Aunque lo había expresado como si se tratara de una broma, Dirk ya llevaba un tiempo preguntándole si no había considerado la posibilidad de trasladarse vivir a su casa. Había espacio más que suficiente. Su padre le había comprado a principio de curso un dúplex espacioso, y seguramente pecaminosamente caro, en una de las avenidas principales de Harvestehude, muy cerca del Hospital Universitario Hamburg-Eppendorf. Dirk estudiaba medicina. El señor Schäfer era propietario de una empresa que fabricaba piezas para la industria automovilística, y el dinero jamás había sido un problema en aquella familia.
Nina le quería y le encantaba la idea de compartir su vida con él, pero dado que apenas hacía medio año que se conocían le parecía muy precipitado abandonar su propia vivienda y con ello también sus posibilidades de retomar su libertad si fuera necesario. Tal vez si dentro de un par de meses él aún siguiera interesado…
Se dirigió al baño, cubrió el redondo cabezal de su cepillo eléctrico con un poco de dentífrico y se contempló en el espejo mientras las pequeñas cerdas rotatorias trabajaban en su boca. Su cabello, de un rubio muy claro, le caía desordenado sobre la espalda. Combinado con sus ojos azules y la sombra de pecas que cubría su nariz y mejillas aquello siempre llevaba a que alguno de sus compañeros de clase la tomara por lo que no era. Pero sólo la primera vez que se le acercaban. Se inclinó un poco hacia delante, se frotó ligeramente la nariz, que el frío del invierno irritaba continuamente, recordando cómo Dirk se complacía en besar precisamente aquella parte de su rostro.
Apagó el cepillo, se enjuagó la boca y volvió al salón. El paquete seguía sobre la mesa, al lado de su taza de café. Recogió ambos objetos y los llevó a la cocina.
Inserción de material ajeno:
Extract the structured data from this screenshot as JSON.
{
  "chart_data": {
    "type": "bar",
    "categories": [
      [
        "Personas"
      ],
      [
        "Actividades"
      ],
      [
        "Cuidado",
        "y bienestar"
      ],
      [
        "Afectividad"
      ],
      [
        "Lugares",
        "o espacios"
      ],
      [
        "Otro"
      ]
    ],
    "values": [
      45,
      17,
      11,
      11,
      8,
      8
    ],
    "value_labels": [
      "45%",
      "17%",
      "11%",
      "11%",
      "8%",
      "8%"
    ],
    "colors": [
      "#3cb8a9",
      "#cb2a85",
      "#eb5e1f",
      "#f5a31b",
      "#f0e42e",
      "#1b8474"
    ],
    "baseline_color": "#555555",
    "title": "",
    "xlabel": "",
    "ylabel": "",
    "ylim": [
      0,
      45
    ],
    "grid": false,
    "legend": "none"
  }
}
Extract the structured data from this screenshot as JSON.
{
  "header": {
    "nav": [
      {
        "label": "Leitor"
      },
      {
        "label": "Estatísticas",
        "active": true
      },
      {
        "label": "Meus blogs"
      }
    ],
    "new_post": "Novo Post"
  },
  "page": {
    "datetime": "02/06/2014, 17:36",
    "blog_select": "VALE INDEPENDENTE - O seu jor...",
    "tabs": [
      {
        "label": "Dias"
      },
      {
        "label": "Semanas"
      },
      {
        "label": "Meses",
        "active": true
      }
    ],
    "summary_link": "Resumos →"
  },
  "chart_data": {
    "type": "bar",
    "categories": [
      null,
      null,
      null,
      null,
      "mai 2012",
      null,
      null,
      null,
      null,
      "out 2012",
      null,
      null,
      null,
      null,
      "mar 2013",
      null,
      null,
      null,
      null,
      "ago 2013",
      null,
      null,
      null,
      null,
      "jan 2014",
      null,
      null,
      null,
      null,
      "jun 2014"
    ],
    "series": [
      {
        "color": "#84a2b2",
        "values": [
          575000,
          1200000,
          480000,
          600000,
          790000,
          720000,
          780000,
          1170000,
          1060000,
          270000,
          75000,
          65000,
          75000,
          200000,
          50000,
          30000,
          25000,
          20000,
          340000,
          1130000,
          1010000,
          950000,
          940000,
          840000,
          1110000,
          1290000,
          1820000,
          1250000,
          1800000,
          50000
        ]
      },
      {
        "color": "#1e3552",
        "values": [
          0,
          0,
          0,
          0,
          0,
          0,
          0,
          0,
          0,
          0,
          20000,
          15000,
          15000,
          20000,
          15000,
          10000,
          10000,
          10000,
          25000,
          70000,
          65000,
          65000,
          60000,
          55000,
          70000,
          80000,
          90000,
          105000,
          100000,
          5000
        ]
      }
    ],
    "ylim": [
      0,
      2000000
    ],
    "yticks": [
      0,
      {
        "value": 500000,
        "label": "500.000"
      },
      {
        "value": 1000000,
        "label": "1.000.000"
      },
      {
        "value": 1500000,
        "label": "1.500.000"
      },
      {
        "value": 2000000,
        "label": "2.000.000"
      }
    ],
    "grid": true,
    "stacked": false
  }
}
Dejó la taza en el fregadero y sacó un cuchillo de un cajón para cortar las capas de precinto. Cuando logró separar las solapas de la parte superior del paquete pudo vislumbrar algo envuelto en papel marrón. Podría haber sido un libro de bolsillo, pero parecía demasiado liviano. Rápidamente desenvolvió el objeto. Ante sus ojos apareció una especie de lienzo, tensado en un marco, a semejanza de lo que había visto hacer con las pinturas. Pero no había ningún dibujo a la vista, sólo unas cuantas palabras cuidadosamente perfiladas a mano en grandes letras de imprenta:
EL LECTOR
Novela policíaca
de
Anónimo
Desconcertada, Nina no acababa de comprender qué significaba todo aquello. Devolvió el envoltorio de papel marrón al cartón del que procedía, y que ahora descansaba sobre la encimera, y estudió detenidamente aquel pequeño objeto de material desconocido. El color era extrañamente pálido y su estructura bastante irregular. ¿Quizá algún tipo de piel animal? ¿De cerdo? ¿Un objeto valioso, tal vez del Antiguo Egipto? No podía ser, ¿o sí?
En la esquina superior derecha distinguió un punto, más bien un pequeño óvalo de aproximadamente un centímetro de diámetro. Inclinó ligeramente el marco y lo sostuvo ante sí, elevándolo un poco, a fin de poder distinguir mejor qué era eso. Mientras, advirtió que al dorso colgaban algunas tiras irregulares. Al darle la vuelta para verlo mejor, advirtió los pequeños grumos carmesí que cubrían las zonas en las que el lienzo había sido fijado con gruesas grapas al marco y comenzó a comprender qué era lo que tenía entre sus manos. Su mente lo percibió de forma borrosa, buscando inconscientemente la prueba de que se hallaba en un error, de que debía estar equivocada. Pero con la suficiente claridad como para sentir cómo se aproximaba, sordo y lejano, el rumor de esa tormenta que desataría en su interior el horror más absoluto.
Giró el marco con la punta de los dedos y, cuando volvió a fijar la vista en el punto que antes la había intrigado, su sospecha se transformó en certeza en menos de un segundo. Soltó el horrendo objeto, que repiqueteó sobre la encimera, y soltó un angustioso grito, mientras se cubría la boca con las temblorosas manos.
El punto oscuro parecía una marca de nacimiento. El material que alguien había utilizado para escribir la primera página de una novela era realmente piel, ya que de la parte posterior aún pendían minúsculos pedacitos de carne. Pero no se trataba de piel animal.